If you go with a USART then you need at least one clock capable pin connected to the interface headers. The Genesys2 does, the Nexys Video doesn't. There are two big problems with the old 6 or 12 pin PMODs. One is that there aren't enough pins to work with for most general purpose interfaces. the other is that very few have clock capable pins assigned to them. I've long argued that it's well past time that Digilent do a refresh of their very limited and haphazard approach to PMODs but so far nothing's changed. I suspect that there's a poster on the wall of someone at Digilent listing things that will never happen and with my user name at the top...

[edit] BTW, not only would a USRT with a source synchronous reference clock be easier to design with but it allows for adding useful timing constraints which will make any implementation more robust at higher clock rates. The problem is having access to those pins that can be connected to the clocking infrastructure of the FPGA.
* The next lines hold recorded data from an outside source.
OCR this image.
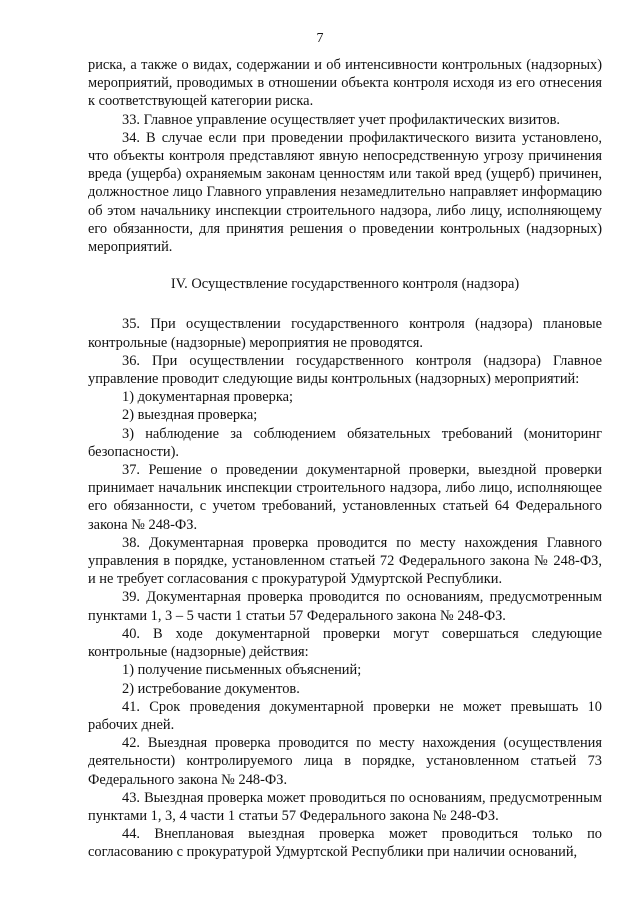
7

риска, а также о видах, содержании и об интенсивности контрольных (надзорных) мероприятий, проводимых в отношении объекта контроля исходя из его отнесения к соответствующей категории риска.

33. Главное управление осуществляет учет профилактических визитов.

34. В случае если при проведении профилактического визита установлено, что объекты контроля представляют явную непосредственную угрозу причинения вреда (ущерба) охраняемым законам ценностям или такой вред (ущерб) причинен, должностное лицо Главного управления незамедлительно направляет информацию об этом начальнику инспекции строительного надзора, либо лицу, исполняющему его обязанности, для принятия решения о проведении контрольных (надзорных) мероприятий.

IV. Осуществление государственного контроля (надзора)

35. При осуществлении государственного контроля (надзора) плановые контрольные (надзорные) мероприятия не проводятся.

36. При осуществлении государственного контроля (надзора) Главное управление проводит следующие виды контрольных (надзорных) мероприятий:

1) документарная проверка;

2) выездная проверка;

3) наблюдение за соблюдением обязательных требований (мониторинг безопасности).

37. Решение о проведении документарной проверки, выездной проверки принимает начальник инспекции строительного надзора, либо лицо, исполняющее его обязанности, с учетом требований, установленных статьей 64 Федерального закона № 248-ФЗ.

38. Документарная проверка проводится по месту нахождения Главного управления в порядке, установленном статьей 72 Федерального закона № 248-ФЗ, и не требует согласования с прокуратурой Удмуртской Республики.

39. Документарная проверка проводится по основаниям, предусмотренным пунктами 1, 3 – 5 части 1 статьи 57 Федерального закона № 248-ФЗ.

40. В ходе документарной проверки могут совершаться следующие контрольные (надзорные) действия:

1) получение письменных объяснений;

2) истребование документов.

41. Срок проведения документарной проверки не может превышать 10 рабочих дней.

42. Выездная проверка проводится по месту нахождения (осуществления деятельности) контролируемого лица в порядке, установленном статьей 73 Федерального закона № 248-ФЗ.

43. Выездная проверка может проводиться по основаниям, предусмотренным пунктами 1, 3, 4 части 1 статьи 57 Федерального закона № 248-ФЗ.

44. Внеплановая выездная проверка может проводиться только по согласованию с прокуратурой Удмуртской Республики при наличии оснований,
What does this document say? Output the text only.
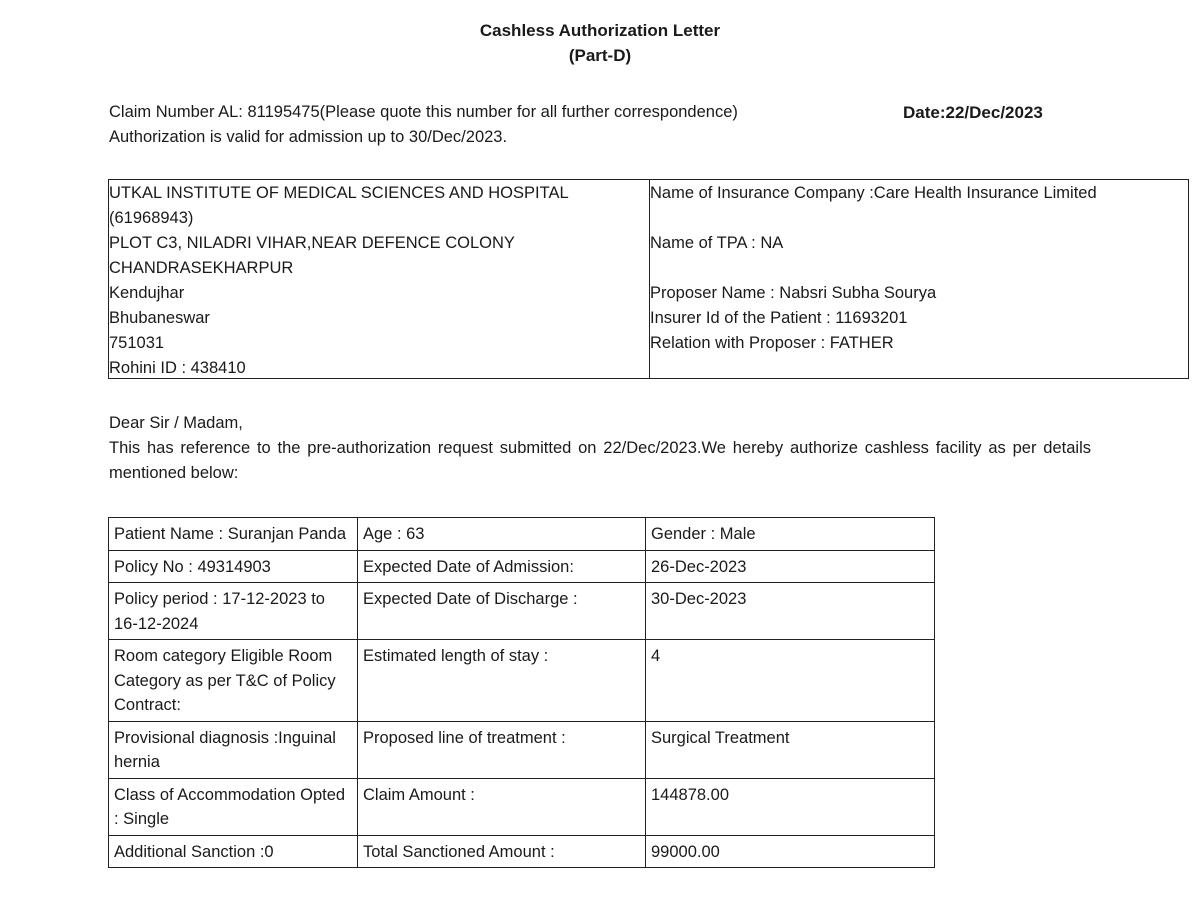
Cashless Authorization Letter
(Part-D)
Claim Number AL: 81195475(Please quote this number for all further correspondence)	Date:22/Dec/2023
Authorization is valid for admission up to 30/Dec/2023.
UTKAL INSTITUTE OF MEDICAL SCIENCES AND HOSPITAL
(61968943)
PLOT C3, NILADRI VIHAR,NEAR DEFENCE COLONY
CHANDRASEKHARPUR
Kendujhar
Bhubaneswar
751031
Rohini ID : 438410
Name of Insurance Company :Care Health Insurance Limited
Name of TPA : NA
Proposer Name : Nabsri Subha Sourya
Insurer Id of the Patient : 11693201
Relation with Proposer : FATHER
Dear Sir / Madam,
This has reference to the pre-authorization request submitted on 22/Dec/2023.We hereby authorize cashless facility as per details mentioned below:
Patient Name : Suranjan Panda	Age : 63	Gender : Male
Policy No : 49314903	Expected Date of Admission:	26-Dec-2023
Policy period : 17-12-2023 to 16-12-2024	Expected Date of Discharge :	30-Dec-2023
Room category Eligible Room Category as per T&C of Policy Contract:	Estimated length of stay :	4
Provisional diagnosis :Inguinal hernia	Proposed line of treatment :	Surgical Treatment
Class of Accommodation Opted : Single	Claim Amount :	144878.00
Additional Sanction :0	Total Sanctioned Amount :	99000.00
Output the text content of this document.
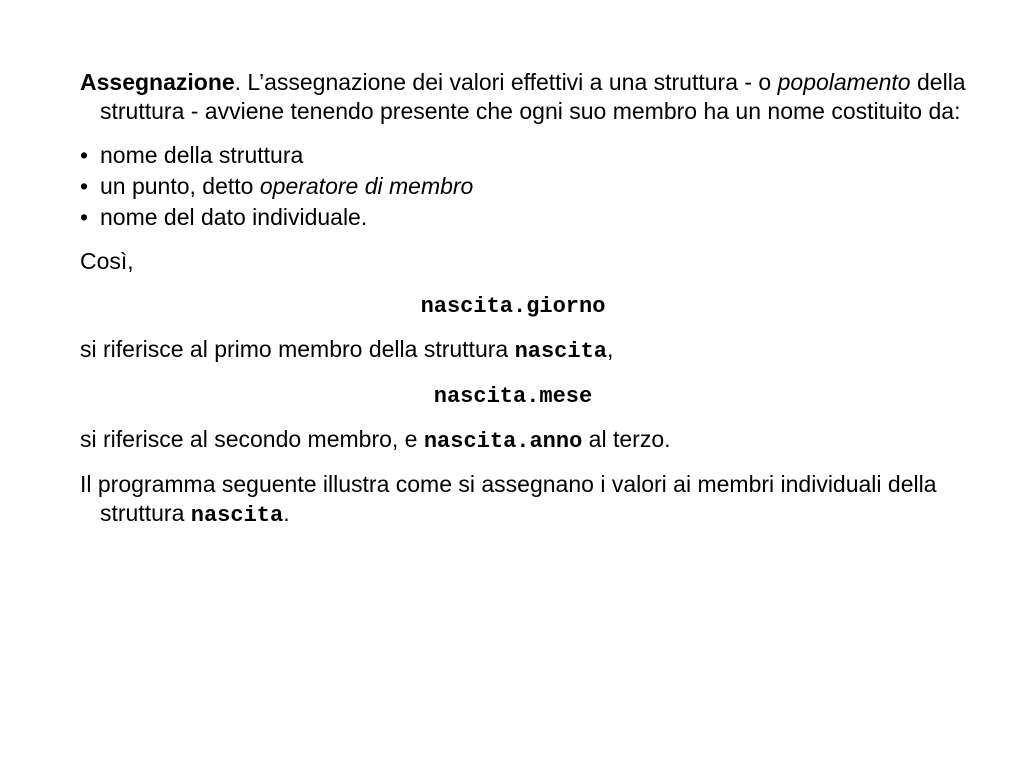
Assegnazione. L’assegnazione dei valori effettivi a una struttura - o popolamento della struttura - avviene tenendo presente che ogni suo membro ha un nome costituito da:

• nome della struttura
• un punto, detto operatore di membro
• nome del dato individuale.

Così,

nascita.giorno

si riferisce al primo membro della struttura nascita,

nascita.mese

si riferisce al secondo membro, e nascita.anno al terzo.

Il programma seguente illustra come si assegnano i valori ai membri individuali della struttura nascita.
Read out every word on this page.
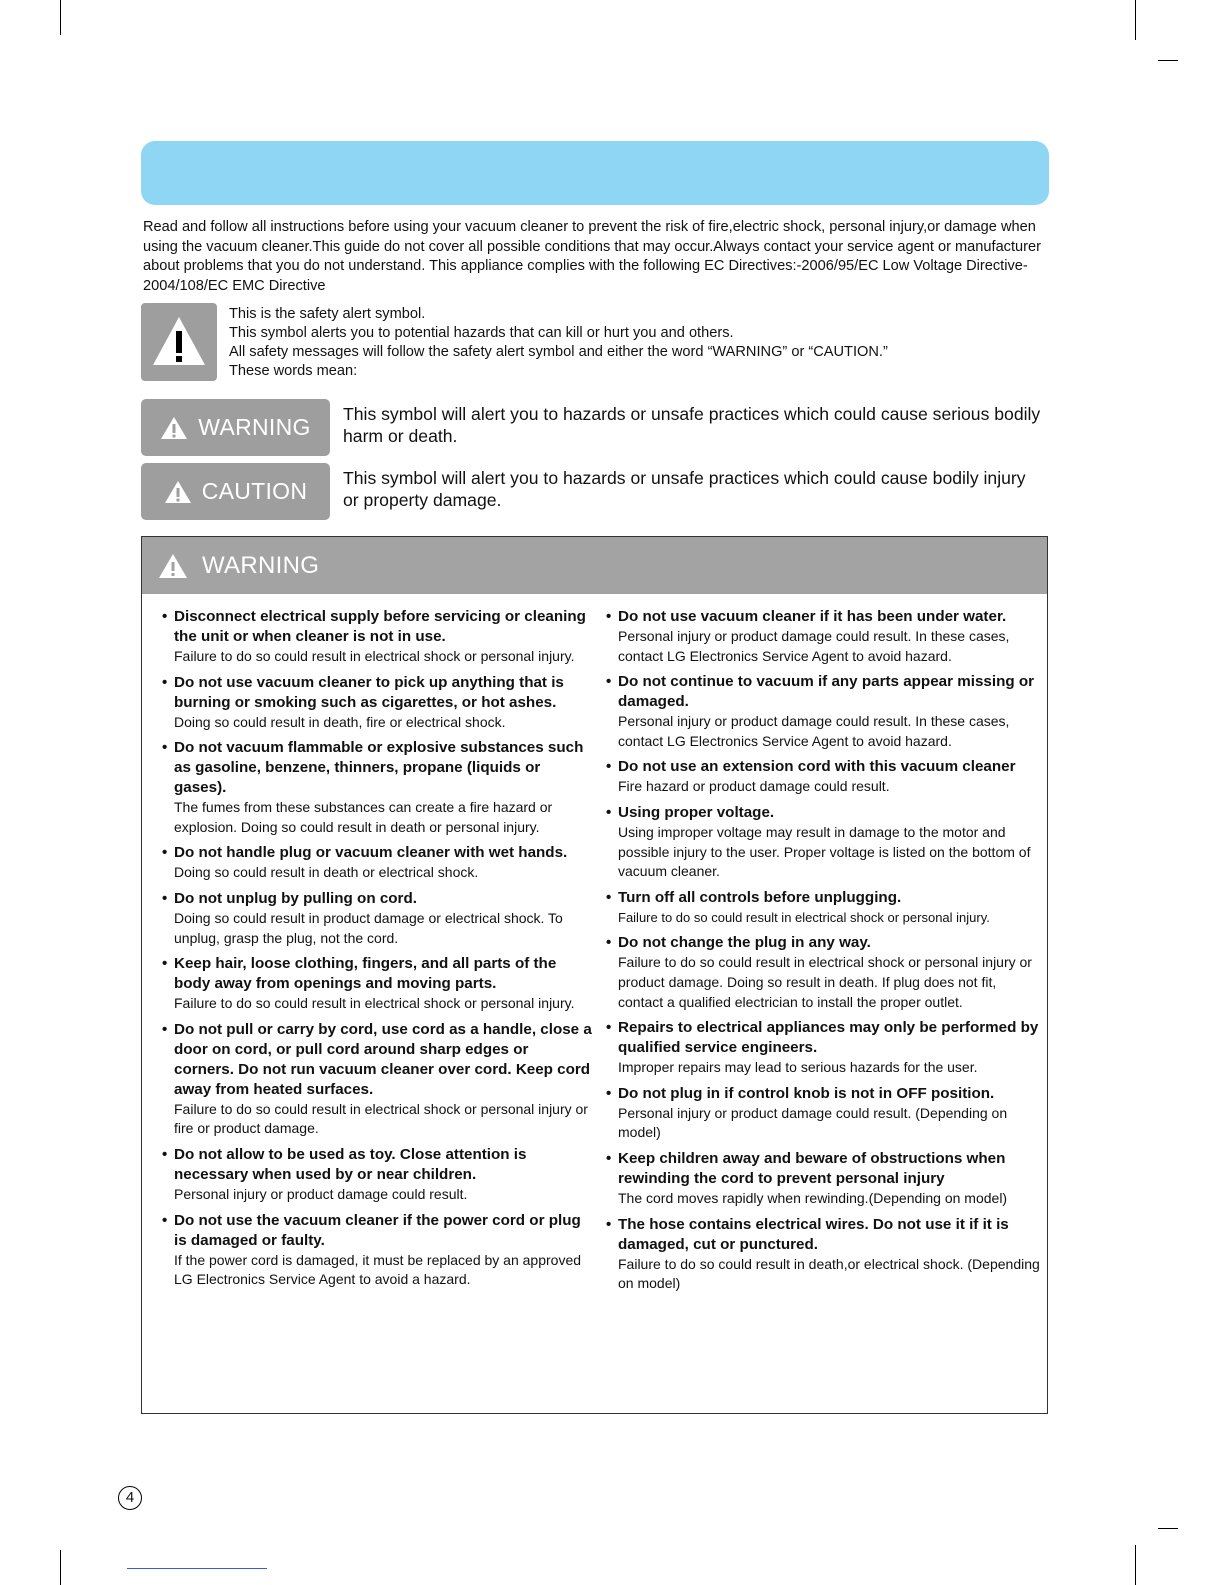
Read and follow all instructions before using your vacuum cleaner to prevent the risk of fire,electric shock, personal injury,or damage when using the vacuum cleaner.This guide do not cover all possible conditions that may occur.Always contact your service agent or manufacturer about problems that you do not understand. This appliance complies with the following EC Directives:-2006/95/EC Low Voltage Directive-2004/108/EC EMC Directive

This is the safety alert symbol.
This symbol alerts you to potential hazards that can kill or hurt you and others.
All safety messages will follow the safety alert symbol and either the word “WARNING” or “CAUTION.”
These words mean:
WARNING This symbol will alert you to hazards or unsafe practices which could cause serious bodily harm or death.

CAUTION This symbol will alert you to hazards or unsafe practices which could cause bodily injury or property damage.

WARNING
• Disconnect electrical supply before servicing or cleaning the unit or when cleaner is not in use.
Failure to do so could result in electrical shock or personal injury.
• Do not use vacuum cleaner to pick up anything that is burning or smoking such as cigarettes, or hot ashes.
Doing so could result in death, fire or electrical shock.
• Do not vacuum flammable or explosive substances such as gasoline, benzene, thinners, propane (liquids or gases).
The fumes from these substances can create a fire hazard or explosion. Doing so could result in death or personal injury.
• Do not handle plug or vacuum cleaner with wet hands.
Doing so could result in death or electrical shock.
• Do not unplug by pulling on cord.
Doing so could result in product damage or electrical shock. To unplug, grasp the plug, not the cord.
• Keep hair, loose clothing, fingers, and all parts of the body away from openings and moving parts.
Failure to do so could result in electrical shock or personal injury.
• Do not pull or carry by cord, use cord as a handle, close a door on cord, or pull cord around sharp edges or corners. Do not run vacuum cleaner over cord. Keep cord away from heated surfaces.
Failure to do so could result in electrical shock or personal injury or fire or product damage.
• Do not allow to be used as toy. Close attention is necessary when used by or near children.
Personal injury or product damage could result.
• Do not use the vacuum cleaner if the power cord or plug is damaged or faulty.
If the power cord is damaged, it must be replaced by an approved LG Electronics Service Agent to avoid a hazard.
• Do not use vacuum cleaner if it has been under water.
Personal injury or product damage could result. In these cases, contact LG Electronics Service Agent to avoid hazard.
• Do not continue to vacuum if any parts appear missing or damaged.
Personal injury or product damage could result. In these cases, contact LG Electronics Service Agent to avoid hazard.
• Do not use an extension cord with this vacuum cleaner
Fire hazard or product damage could result.
• Using proper voltage.
Using improper voltage may result in damage to the motor and possible injury to the user. Proper voltage is listed on the bottom of vacuum cleaner.
• Turn off all controls before unplugging.
Failure to do so could result in electrical shock or personal injury.
• Do not change the plug in any way.
Failure to do so could result in electrical shock or personal injury or product damage. Doing so result in death. If plug does not fit, contact a qualified electrician to install the proper outlet.
• Repairs to electrical appliances may only be performed by qualified service engineers.
Improper repairs may lead to serious hazards for the user.
• Do not plug in if control knob is not in OFF position.
Personal injury or product damage could result. (Depending on model)
• Keep children away and beware of obstructions when rewinding the cord to prevent personal injury
The cord moves rapidly when rewinding.(Depending on model)
• The hose contains electrical wires. Do not use it if it is damaged, cut or punctured.
Failure to do so could result in death,or electrical shock. (Depending on model)
4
I've always said that it's better to select a platform for suitability for any particular project than buy a platform hoping that it will work.

Might I suggest that 2 DE0 Nano, each approximately the same cost as a CMOD, might be a better choice of hardware. I'd suggest the CMOD but it has a number of issues like exxternal memory and only 1 pin connected to GND ( except for the 2 on the PMOD.. but there's no good way to attach these to an add-on pcb. ).